Sie schnitt ein Stück Brot ab, salzte das Schmalz und legte ein paar Scheiben Gurke darauf. „Das war ein vollständiges Abendessen“, sagte sie. „In der DDR war das Grundnahrungsmittel. Ein Topf davon war mehr wert als Bargeld.
Er bedeutete, dass monatelang gekocht werden konnte. “
Sie sah mich an. „Weißt du, was das Schönste daran ist? Er hat drei Aufgaben gleichzeitig erfüllt.
Bratfett, Brotaufstrich und Erkältungssalbe für die Kinder. Alles in einem Topf. Drei Aufgaben, ein Produkt, null Verschwendung. “
Ich nickte, aber ich spürte, dass sie noch etwas sagen wollte.
Sie stellte den Topf zurück und drehte sich zu mir um. „Der Einkochtopf“, sagte sie. „Das war das Wichtigste. Jeden Spätsommer stand er tagelang auf dem Herd.
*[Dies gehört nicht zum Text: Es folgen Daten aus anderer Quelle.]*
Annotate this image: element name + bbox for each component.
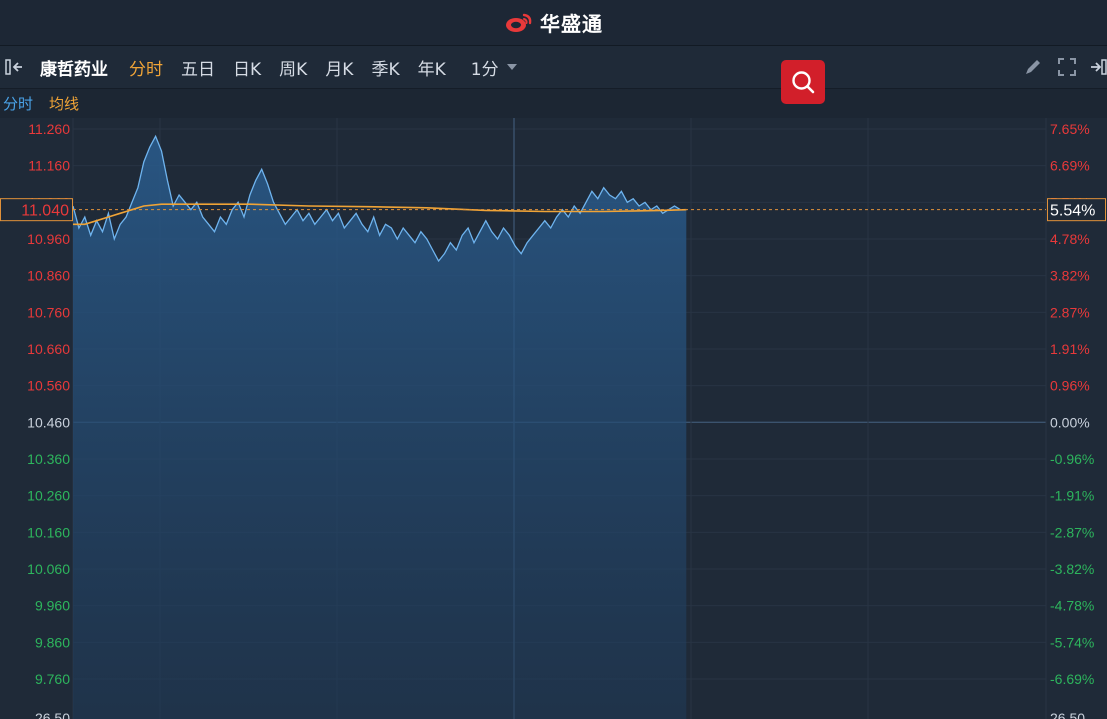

Bohnen, Kirschen, Pflaumen, Birnen, Apfelmus, sogar Fleisch in Brühe. Jeder Gummiring musste genau sitzen. Wenn die Dichtung nicht hielt, war alles verdorben. Am nächsten Morgen prüfte ich jedes Glas.
Wenn der Deckel hielt, war es sicher. Wenn nicht, wurde das Essen am selben Tag gegessen. “
Sie machte eine Pause. „Dreihundert Gläser in der Speisekammer.
Das war unsere Versicherung gegen den Winter, gegen Knappheit, gegen alles, was kommen konnte. Kein Laden, kein Tiefkühler, kein Lieferdienst kann ersetzen, was eine Frau mit einem Einkochtopf und genug Gummiringen an einem einzigen Augustnachmittag geschafft hat. “
Sie sah auf ihre Hände hinunter. „Ich habe dir das nie gezeigt, weil ich dachte, du brauchst es nicht.
Und du brauchst es auch nicht. Aber ich wollte, dass du weißt, woher du kommst. “
Ich fuhr am nächsten Morgen ab. Sie stand an der Tür und winkte.
Ich nahm den Steinguttopf mit, den sie mir in den Kofferraum gestellt hatte. „Schmalz“, sagte sie nur. „Für deine Küche. “
Er steht heute noch bei mir im Regal.
Ich habe nie daraus gekocht. Aber ich kann ihn nicht wegwerfen. Er erinnert mich an eine Frau, deren Wissen in ihren Händen lag, und die es mitgenommen hat, als sie aufgehört haben zu arbeiten.